Two isolated yet related events made me write this article. The first was a tucked away news item in a newspaper which said that the central government has issued instructions that hence forth bamboo is to be preferred to wood in making furniture required for use in government offices. The other was my reading the proceedings of a symposium held during Dec 98 at Rishy valley on environmental problems.
The government order on the use of bamboo was with the intention of saving wood and there by trees which are felled legally or illegally all over the country, to make furniture and fittings, news print and for use as fuel. Vast areas of forest have disappeared to meet this demand. The universal use of tables and chairs and wooden cots in middle class Indian homes is comparatively a recent phenomenon. About 75 to 100 years ago we managed with cotton durries and cushions and used reed mattresses for sitting and sleeping. Use of chairs for sitting has brought in its wake some problems such as stiff back and hips. A sample survey of 50 men and women of middle-class were asked to squat from a standing position and the get up with out support. Most of them failed this test did not come as a surprise. This is one minor example of use of furniture on health. The larger issue of cutting trees on a large scale is much more dangerous. Cutting trees results in washing away of the top soil and silting of our rivers which overflow the banks and inundate vast areas of land with loss of cultivable land and creates swamps that breed mosquitoes and you know what happens when the population of mosquito increases. There is a resurgence of malaria, filaria, encephalitis and dengue fever. There is also increase in the incidence of cholera, typhoid fever and gastroenteritis which is due to contamination of drinking water with sewage which is common during floods.
You hear of inadvertent trespassing of whatever little wild life there is on to human habitat. This is because of destruction of their habitat partly due to encroachment and partly due to destruction of forest cover and disappearance of feeder species of plant and animal life. Bamboo furniture is not going to solve the problem. Large-scale cutting and use to make furniture out of bamboo is also not the answer, as bamboo groves naturally growing, is a link in the ecological web of the forest. The ultimate solution lies in changing our life style and going back to way of our forefathers. Our homes then will not have to have wood based products. Metal can be a better substitute to wood and may be, less ecologically damaging. Destruction of plant cover that includes forests has serious long term economic and health consequences.
Rendering the land fallow will mean desertification with no economically feasible agricultural activity with the resulting less grain production and starvation. Malnutrition related illnesses are very common in our country. Malnutrition invites all kinds of illnesses including that major scrounge, tuberculosis. To sustain minimum nutrition standards we need to increase the grain production. We have so far done this by taking recourse to introducing hybrid high yielding crops with ample supplementation of the soil by chemical fertilizers and keeping the pests at bay by using liberal doses of pesticides. This has proved a very shortsighted success and has had disastrous long-term consequences. These pesticides and chemicals have already got into our systems and the result is that we are seeing an increase in the incidence of hitherto unknown illnesses and an increase in the incidence of cancer. The land enriched with chemical will not sustain plants for long and we will be in for a major disaster if these practices are continued.

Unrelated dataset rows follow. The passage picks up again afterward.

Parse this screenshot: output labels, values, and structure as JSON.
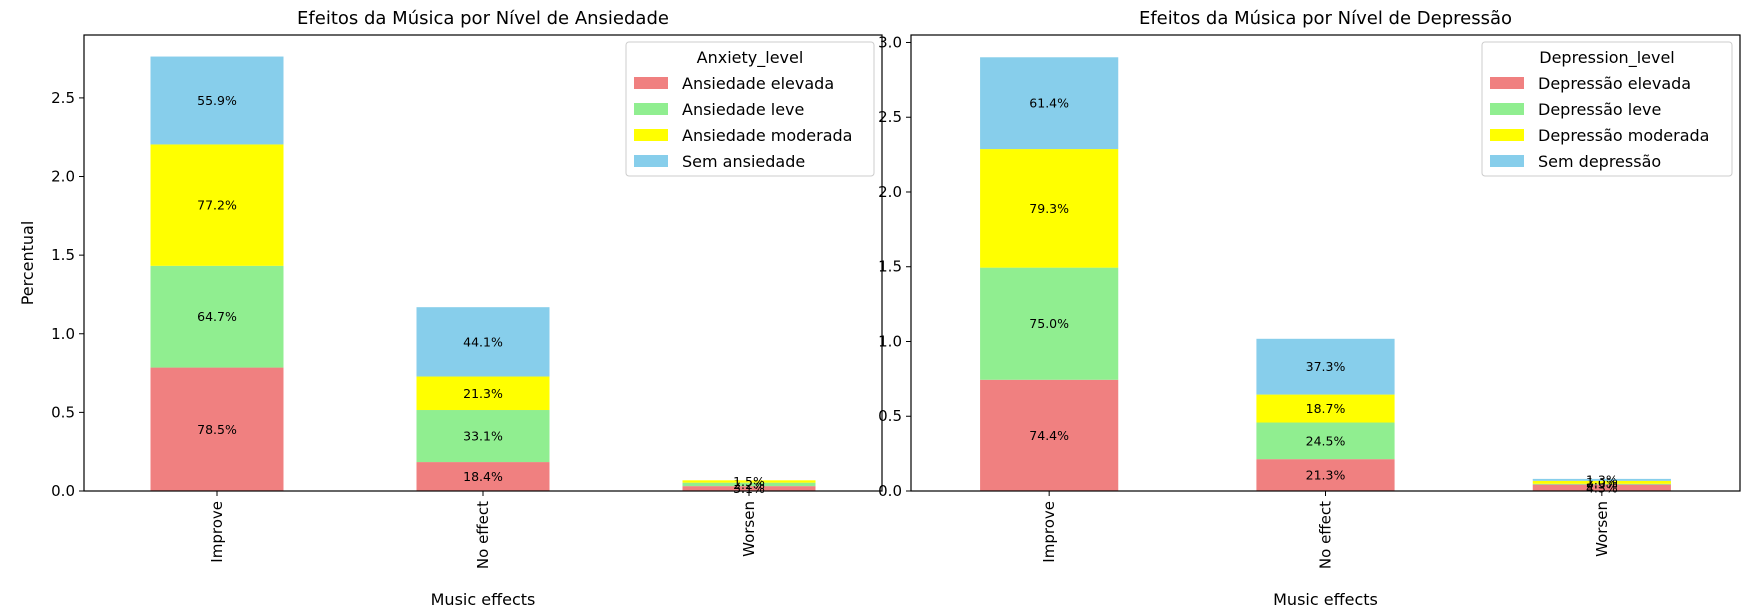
{
  "chart_data": [
    {
      "type": "bar",
      "stacked": true,
      "title": "Efeitos da Música por Nível de Ansiedade",
      "xlabel": "Music effects",
      "ylabel": "Percentual",
      "categories": [
        "Improve",
        "No effect",
        "Worsen"
      ],
      "ylim": [
        0,
        2.9
      ],
      "yticks": [
        0.0,
        0.5,
        1.0,
        1.5,
        2.0,
        2.5
      ],
      "ytick_labels": [
        "0.0",
        "0.5",
        "1.0",
        "1.5",
        "2.0",
        "2.5"
      ],
      "legend_title": "Anxiety_level",
      "legend_position": "top-right",
      "grid": false,
      "series": [
        {
          "name": "Ansiedade elevada",
          "color": "#f08080",
          "values": [
            0.785,
            0.184,
            0.031
          ],
          "labels": [
            "78.5%",
            "18.4%",
            "3.1%"
          ]
        },
        {
          "name": "Ansiedade leve",
          "color": "#90ee90",
          "values": [
            0.647,
            0.331,
            0.022
          ],
          "labels": [
            "64.7%",
            "33.1%",
            "2.2%"
          ]
        },
        {
          "name": "Ansiedade moderada",
          "color": "#ffff00",
          "values": [
            0.772,
            0.213,
            0.015
          ],
          "labels": [
            "77.2%",
            "21.3%",
            "1.5%"
          ]
        },
        {
          "name": "Sem ansiedade",
          "color": "#87ceeb",
          "values": [
            0.559,
            0.441,
            0.0
          ],
          "labels": [
            "55.9%",
            "44.1%",
            ""
          ]
        }
      ]
    },
    {
      "type": "bar",
      "stacked": true,
      "title": "Efeitos da Música por Nível de Depressão",
      "xlabel": "Music effects",
      "ylabel": "",
      "categories": [
        "Improve",
        "No effect",
        "Worsen"
      ],
      "ylim": [
        0,
        3.05
      ],
      "yticks": [
        0.0,
        0.5,
        1.0,
        1.5,
        2.0,
        2.5,
        3.0
      ],
      "ytick_labels": [
        "0.0",
        "0.5",
        "1.0",
        "1.5",
        "2.0",
        "2.5",
        "3.0"
      ],
      "legend_title": "Depression_level",
      "legend_position": "top-right",
      "grid": false,
      "series": [
        {
          "name": "Depressão elevada",
          "color": "#f08080",
          "values": [
            0.744,
            0.213,
            0.043
          ],
          "labels": [
            "74.4%",
            "21.3%",
            "4.3%"
          ]
        },
        {
          "name": "Depressão leve",
          "color": "#90ee90",
          "values": [
            0.75,
            0.245,
            0.005
          ],
          "labels": [
            "75.0%",
            "24.5%",
            "0.5%"
          ]
        },
        {
          "name": "Depressão moderada",
          "color": "#ffff00",
          "values": [
            0.793,
            0.187,
            0.02
          ],
          "labels": [
            "79.3%",
            "18.7%",
            "2.0%"
          ]
        },
        {
          "name": "Sem depressão",
          "color": "#87ceeb",
          "values": [
            0.614,
            0.373,
            0.013
          ],
          "labels": [
            "61.4%",
            "37.3%",
            "1.3%"
          ]
        }
      ]
    }
  ]
}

The only viable solution is to use organic natural manure for which we need animal and plants and above all abundant supply of water. Many parts of our country that once sustained verdant plant and animal life is now fallow. Large areas of such land can be reclaimed not with western technology but by following methods indigenously developed by pioneers. Efforts of a single man, Rajinder Singh has brought about an agri revolution to 650 villages in Rajasthan. What he did, million others can repeat. He simply observed the natural flow of rainwater and built check bunds to slow the rate of flow and made this water collect in small and large percolation tanks. This made the water table go up and charged the wells which were hither to dry. This primary phenomenon of availability of life sustaining water makes all the difference to the lives of our people from one of poverty and misery to one of at least minimum sustenance. This will also arrest the flow people to town and cities in search of livelihood. Rishy valley is another such example. What was once barren land of dust and rocks has been successfully greened with immense economic benefits to the villages around. The same result can be seen by the work of Anna Hazare at Raalgoan Sidddi in rural Maharashtra. When once a villager becomes self sufficient in food, his and his family's health improves and he will listen to what we talk about family planning, sanitation, nutrition etc. An empty stomach resists all attempts at progress. Thus health is linked to nutrition which is linked to crops which are linked to the availability of water which is linked to plant cover which is linked soil retention which is linked to us not cutting trees.
All of us will be forced to realize that natural resources does not exist for man alone and this manipulation of nature that is going on world over to serve the interests of humankind will only invite disaster. When once this simple truth is understood by us and our governments, then humans will start repairing the damage to the environment, reduce their consumption and nature may forgive the injuries that she has so far suffered. If this does not happen, the humans are on their way to sure self-destruct.
This article was written ten years ago and is still relevant.